I met Peter in Hottah Lake, which is located in the Northwest Territories. We were on the hunt one evening, and quietly moved into a large bay that had good weed cover over most of its surface area.
The remaining part of the bay was shallow, with very clear water and, except for one lone stick of grass that just broke the surface, it was completely clear of any cover.
We were about to head over and work the weed line, when I spotted something that looked strangely out of place next to that lone stick of grass. We slowly moved over to take a look, and there was Peter, stuck in behind that one bit grass, with an expression on his face that only a mother could love. I guess you could say that Peter was not exactly the sharpest knife, or in this case Pike, in the drawer, because you got the distinct impression, he thought that he was invisible.
Picture the scene. We are in no more than three feet of water, and but for that little stick of grass, there is not a shred of cover for at least twenty five to thirty yards on either side of it. Peter, who was at least twelve pounds from what we could see, is lurking behind this rather sparse piece of cover, presumably waiting for dinner to swim by. We moved towards him a little, thinking that maybe he was having a nap, or stuck in the mud – but no – he was on the hunt and giving us the evil eye as we drew closer.

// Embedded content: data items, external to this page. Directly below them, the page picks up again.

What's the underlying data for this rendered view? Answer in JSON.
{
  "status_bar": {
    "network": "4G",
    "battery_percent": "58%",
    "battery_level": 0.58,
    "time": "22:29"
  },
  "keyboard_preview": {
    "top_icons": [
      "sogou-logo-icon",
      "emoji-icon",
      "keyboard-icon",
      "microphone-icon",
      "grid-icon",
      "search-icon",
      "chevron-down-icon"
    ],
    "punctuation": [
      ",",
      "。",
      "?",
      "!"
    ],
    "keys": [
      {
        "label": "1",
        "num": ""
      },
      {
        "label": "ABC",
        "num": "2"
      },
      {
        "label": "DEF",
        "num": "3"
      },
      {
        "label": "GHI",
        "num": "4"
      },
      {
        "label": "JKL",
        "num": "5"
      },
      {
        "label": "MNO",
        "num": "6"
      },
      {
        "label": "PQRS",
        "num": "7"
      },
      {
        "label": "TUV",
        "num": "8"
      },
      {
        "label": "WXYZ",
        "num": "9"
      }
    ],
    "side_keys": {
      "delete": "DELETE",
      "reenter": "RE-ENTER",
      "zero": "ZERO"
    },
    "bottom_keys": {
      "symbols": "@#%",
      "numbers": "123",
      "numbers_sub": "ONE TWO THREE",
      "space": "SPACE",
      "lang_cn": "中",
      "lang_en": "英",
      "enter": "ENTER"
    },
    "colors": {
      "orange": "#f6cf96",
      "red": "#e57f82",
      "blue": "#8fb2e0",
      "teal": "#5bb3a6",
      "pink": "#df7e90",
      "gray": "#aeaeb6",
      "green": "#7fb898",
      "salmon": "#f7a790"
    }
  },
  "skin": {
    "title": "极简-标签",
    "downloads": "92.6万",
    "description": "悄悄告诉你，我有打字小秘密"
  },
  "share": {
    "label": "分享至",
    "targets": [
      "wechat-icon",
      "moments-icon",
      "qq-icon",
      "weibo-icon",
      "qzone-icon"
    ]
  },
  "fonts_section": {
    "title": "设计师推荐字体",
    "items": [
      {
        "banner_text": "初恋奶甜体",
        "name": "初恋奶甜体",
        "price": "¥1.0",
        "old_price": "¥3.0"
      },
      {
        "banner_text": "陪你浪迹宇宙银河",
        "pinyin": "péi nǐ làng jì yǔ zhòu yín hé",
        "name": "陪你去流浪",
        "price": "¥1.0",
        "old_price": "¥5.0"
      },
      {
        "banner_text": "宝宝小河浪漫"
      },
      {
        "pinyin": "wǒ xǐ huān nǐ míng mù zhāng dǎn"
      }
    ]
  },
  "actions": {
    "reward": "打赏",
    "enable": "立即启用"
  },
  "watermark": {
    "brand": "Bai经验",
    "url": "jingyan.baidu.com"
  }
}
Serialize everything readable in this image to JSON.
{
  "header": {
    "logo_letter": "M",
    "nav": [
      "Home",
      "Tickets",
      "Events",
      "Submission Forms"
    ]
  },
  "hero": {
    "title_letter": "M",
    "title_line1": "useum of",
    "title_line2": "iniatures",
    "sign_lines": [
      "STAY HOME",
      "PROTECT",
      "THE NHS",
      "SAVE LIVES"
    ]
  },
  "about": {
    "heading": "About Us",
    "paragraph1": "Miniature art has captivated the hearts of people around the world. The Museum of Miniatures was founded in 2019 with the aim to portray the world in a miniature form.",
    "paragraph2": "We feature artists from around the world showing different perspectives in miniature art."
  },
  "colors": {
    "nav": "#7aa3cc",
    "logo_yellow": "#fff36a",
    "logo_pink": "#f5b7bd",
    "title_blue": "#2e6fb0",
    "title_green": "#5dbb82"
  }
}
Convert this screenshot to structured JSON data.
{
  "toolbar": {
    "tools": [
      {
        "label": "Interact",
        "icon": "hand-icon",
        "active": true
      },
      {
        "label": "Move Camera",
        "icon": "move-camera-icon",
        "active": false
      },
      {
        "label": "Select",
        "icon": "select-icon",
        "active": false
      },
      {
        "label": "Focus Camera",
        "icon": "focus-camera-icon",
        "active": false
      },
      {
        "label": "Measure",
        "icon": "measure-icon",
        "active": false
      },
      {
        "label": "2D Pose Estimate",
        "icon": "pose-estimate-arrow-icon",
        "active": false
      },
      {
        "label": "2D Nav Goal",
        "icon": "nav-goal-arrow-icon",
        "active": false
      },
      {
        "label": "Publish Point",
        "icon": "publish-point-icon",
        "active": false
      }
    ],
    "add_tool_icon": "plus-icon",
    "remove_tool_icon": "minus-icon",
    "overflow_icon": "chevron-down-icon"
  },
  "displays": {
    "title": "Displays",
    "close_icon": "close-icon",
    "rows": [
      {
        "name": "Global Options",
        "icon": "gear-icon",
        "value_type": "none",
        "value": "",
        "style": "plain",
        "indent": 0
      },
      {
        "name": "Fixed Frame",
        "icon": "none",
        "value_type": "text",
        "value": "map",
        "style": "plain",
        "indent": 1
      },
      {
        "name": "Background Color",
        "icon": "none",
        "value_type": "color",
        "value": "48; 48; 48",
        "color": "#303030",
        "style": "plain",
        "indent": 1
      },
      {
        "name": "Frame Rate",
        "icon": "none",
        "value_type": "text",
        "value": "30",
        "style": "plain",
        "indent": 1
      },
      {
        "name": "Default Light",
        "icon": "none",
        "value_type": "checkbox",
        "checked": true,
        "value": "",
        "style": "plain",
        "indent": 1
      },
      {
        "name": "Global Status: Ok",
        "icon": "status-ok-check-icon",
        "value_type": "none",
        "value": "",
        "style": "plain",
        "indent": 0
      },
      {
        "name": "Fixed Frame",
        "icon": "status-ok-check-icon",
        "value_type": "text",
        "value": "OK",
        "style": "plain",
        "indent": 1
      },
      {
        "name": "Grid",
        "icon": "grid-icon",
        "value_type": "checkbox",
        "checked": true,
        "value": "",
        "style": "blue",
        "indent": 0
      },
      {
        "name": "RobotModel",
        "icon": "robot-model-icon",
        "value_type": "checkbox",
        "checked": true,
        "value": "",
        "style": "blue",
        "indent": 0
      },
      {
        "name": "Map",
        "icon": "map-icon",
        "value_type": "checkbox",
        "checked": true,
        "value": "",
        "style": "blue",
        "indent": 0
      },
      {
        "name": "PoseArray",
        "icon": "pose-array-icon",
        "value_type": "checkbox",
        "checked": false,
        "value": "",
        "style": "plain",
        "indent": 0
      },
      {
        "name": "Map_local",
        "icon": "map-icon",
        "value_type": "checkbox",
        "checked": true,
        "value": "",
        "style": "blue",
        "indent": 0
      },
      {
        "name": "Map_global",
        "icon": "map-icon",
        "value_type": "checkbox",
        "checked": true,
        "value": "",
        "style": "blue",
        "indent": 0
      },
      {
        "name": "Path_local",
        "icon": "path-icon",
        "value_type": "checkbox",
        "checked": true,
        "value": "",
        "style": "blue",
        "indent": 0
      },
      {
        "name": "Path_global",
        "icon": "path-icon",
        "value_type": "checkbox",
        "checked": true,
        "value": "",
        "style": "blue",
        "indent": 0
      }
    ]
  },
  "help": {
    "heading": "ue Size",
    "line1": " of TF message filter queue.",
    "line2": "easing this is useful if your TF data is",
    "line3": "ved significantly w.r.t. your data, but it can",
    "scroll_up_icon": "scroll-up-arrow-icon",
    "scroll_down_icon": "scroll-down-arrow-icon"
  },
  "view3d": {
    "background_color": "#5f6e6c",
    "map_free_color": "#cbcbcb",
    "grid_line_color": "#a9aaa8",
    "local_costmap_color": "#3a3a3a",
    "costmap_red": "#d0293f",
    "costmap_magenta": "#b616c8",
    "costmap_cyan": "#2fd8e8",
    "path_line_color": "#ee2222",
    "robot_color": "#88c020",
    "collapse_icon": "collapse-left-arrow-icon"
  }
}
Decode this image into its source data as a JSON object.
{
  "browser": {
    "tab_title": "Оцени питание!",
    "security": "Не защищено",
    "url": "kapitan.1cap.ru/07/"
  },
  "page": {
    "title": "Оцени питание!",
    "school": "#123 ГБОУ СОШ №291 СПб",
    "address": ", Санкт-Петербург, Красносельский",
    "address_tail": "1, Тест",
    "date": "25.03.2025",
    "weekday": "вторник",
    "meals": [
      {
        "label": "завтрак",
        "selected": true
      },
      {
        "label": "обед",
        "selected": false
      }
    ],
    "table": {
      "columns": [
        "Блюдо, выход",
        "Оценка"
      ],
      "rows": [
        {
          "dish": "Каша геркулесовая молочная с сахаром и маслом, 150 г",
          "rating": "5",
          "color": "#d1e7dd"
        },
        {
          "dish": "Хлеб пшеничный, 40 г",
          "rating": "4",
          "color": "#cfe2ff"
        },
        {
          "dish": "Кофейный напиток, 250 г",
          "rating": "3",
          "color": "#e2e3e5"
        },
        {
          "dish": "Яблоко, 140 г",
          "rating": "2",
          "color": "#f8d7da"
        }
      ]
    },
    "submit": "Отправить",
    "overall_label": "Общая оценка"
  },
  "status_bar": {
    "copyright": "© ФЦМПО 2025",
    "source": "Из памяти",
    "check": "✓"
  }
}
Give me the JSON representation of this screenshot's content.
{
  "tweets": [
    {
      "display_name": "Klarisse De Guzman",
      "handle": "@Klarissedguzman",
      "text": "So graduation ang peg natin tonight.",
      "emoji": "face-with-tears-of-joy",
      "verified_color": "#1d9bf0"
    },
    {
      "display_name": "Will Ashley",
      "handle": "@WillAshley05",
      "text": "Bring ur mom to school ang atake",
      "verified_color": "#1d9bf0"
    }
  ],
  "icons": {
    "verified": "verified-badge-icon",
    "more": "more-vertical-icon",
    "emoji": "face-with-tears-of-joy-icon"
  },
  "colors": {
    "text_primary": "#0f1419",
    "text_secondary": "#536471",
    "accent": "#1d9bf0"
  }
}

By now, we were no more than ten yards away, and he certainly did not appear to have any inclination to move out of his hiding place. I was convinced Peter really believed that we couldn’t see him. This was just too weird. I had no interest in catching him, but I wanted to be sure that he was not in a coma or something, so I flipped my spoon out about twenty five feet to his right and, the moment it hit the water, Peter turned, and darted towards it, stopping about ten feet short, and then hastily retreated and tucked himself back behind his lone stick of grass. I threw another cast this time to his left, and he did exactly the same thing. I thought I would try one last cast, and drop one in front of him, but I put it a bit too close, and he had the spoon shortly after it hit the water. What he may have lacked in stealth, he certainly made up for in speed.
Peter made a couple of good runs and splashed around a lot and, when I finally got him to the side of the boat, I could see that he was really quite long. If he had been feeding regularly – in a place where there was some food as a for instance - he could have easily topped twenty pounds.
Our guide, deciding to take his life in his own hands, brought Peter into the boat for a quick picture and once released, he beat a hasty retreat back to his hiding place, no doubt thinking that having scared off the intruders he could now get back to some serious hunting.
We don’t often think about a fish as having either a personality or character – but then again, as far as I know, none of you has ever met Peter.
Who says that all the really interesting characters you meet on a fishing trip have to be people?